Sec­tions 5.6 and 5.7 are of par­tic­u­lar in­ter­est to me be­cause they ad­dress wor­ries that also ex­ist for di­alec­ti­cal al­ign­ment. Speci­fi­cally, both de­bate and di­alec­tic may fail to con­verge with de­bate failing to con­verge by new state­ments caus­ing the judge to con­tinu­ally flip an­swer choice and di­alec­tic by failing to con­verge on a syn­the­sis that gets more likely as it in­cor­po­rates more ev­i­dence. Alas, much as I don’t have a gen­eral solu­tion for the con­ver­gence prob­lem in di­alec­tic, nei­ther do the au­thors offer one for de­bate.

I come away from sec­tions 4 and 5 even less cer­tain that de­bate is likely to work.

6 Refine­ments and vari­a­tions on debate

I’m ex­cited by the pro­pos­als in this sec­tion, es­pe­cially 6.2 since it al­lows the kind of in­for­ma­tion shar­ing I’m hop­ing AI can take ad­van­tage of via di­alec­tic and 6.4 since it re­duces some of the im­pact from de­bate in­cen­tives to lie. My sus­pi­cion is that there is a sense in which I can build on the idea of de­bate as pre­sented to bet­ter de­scribe my own ideas about di­alec­tic al­ign­ment.

7 Ap­prox­i­mate equiv­alence with amplification

Not much to say here: de­bate and am­plifi­ca­tion are similar but with im­por­tant im­ple­men­ta­tion differ­ences, yet nev­er­the­less op­er­ate on many of the same prin­ci­ples. Dialec­tic al­ign­ment would be similar too but re­moves the ad­ver­sar­ial com­po­nent from de­bate and re­places am­plifi­ca­tion/​dis­til­la­tion with the the­sis-an­tithe­sis-syn­the­sis cy­cle.

8 Con­clu­sions and fu­ture work

The au­thors en­courage read­ers to search for al­ign­ment pro­pos­als similar to am­plifi­ca­tion and de­bate; I hap­pen to think di­alec­tic fits this bill and offers benefits but I’ll have to make that case more fully el­se­where.
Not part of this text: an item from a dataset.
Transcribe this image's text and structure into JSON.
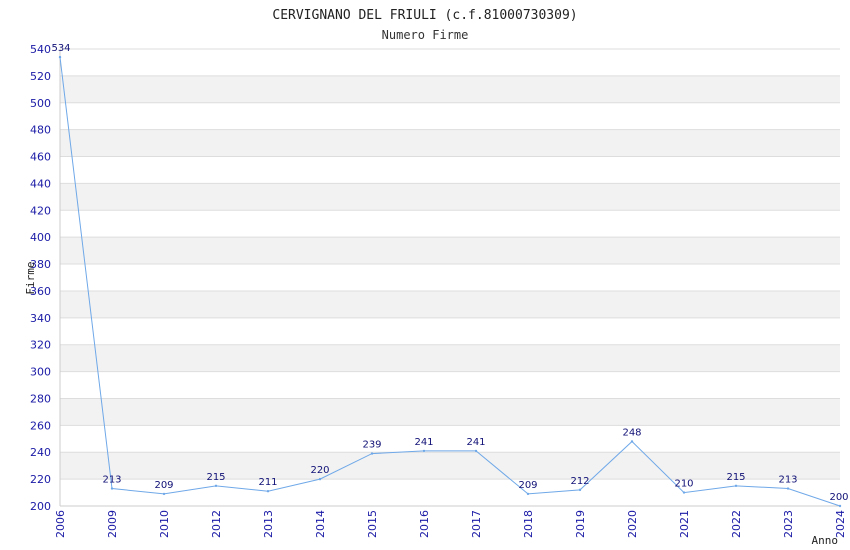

Hav­ing read the whole pa­per now I re­main con­cerned that de­bate is not likely to be use­ful for al­ign­ment. Aside from the ad­ver­sar­ial train­ing is­sues that to me seem likely to pro­duce agents op­ti­mized for things other than hu­man val­ues in the ser­vice of win­ning de­bate even if it is con­strained by be­ing judged by hu­mans, de­bate also lacks in it­self a way to en­courage agents to up­date on in­for­ma­tion and pre­fer de­vel­op­ing ar­gu­ments that al­low it to win. To be fair the au­thors seem aware of this and ac­knowl­edge that de­bate would need to be com­bined with other meth­ods in or­der to provide a com­plete al­ign­ment solu­tion, and in this light it does seem per­haps rea­son­able that if we en­g­ineer our way to al­ign­ment rather than prove our way to it de­bate may help ad­dress some sub­prob­lems in al­ign­ment that are not as well ad­dressed by other meth­ods.
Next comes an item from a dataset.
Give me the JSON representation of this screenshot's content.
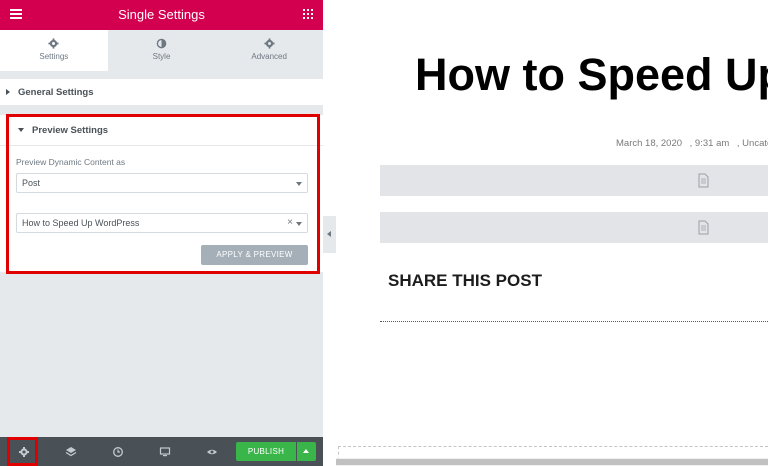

Strangely I find read­ing about de­bate makes me feel a bit more con­fi­dent that am­plifi­ca­tion and Paul et al.’s ap­proach to al­ign­ment at OpenAI is likely to work, keep­ing in mind I’ve re­cently been flip-flop­ping a bit on my as­sess­ment of it (cf. my re­cent as­sess­ment of ex­ist­ing al­ign­ment pro­grams and my com­ments on Stu­art’s thoughts on am­plifi­ca­tion). I’m not sure if this says more about my un­cer­tainty around what Paul et al. are at­tempt­ing or re­flects high-var­i­ance up­dates based on de­vel­op­ments in their pro­gram, but it is worth not­ing if you’re look­ing to my as­sess­ments as ev­i­dence about their pro­gram. Hope­fully I will have more to say soon about di­alec­ti­cal AI al­ign­ment so it can be more fully eval­u­ated in com­par­i­son to ideas like de­bate and am­plifi­ca­tion.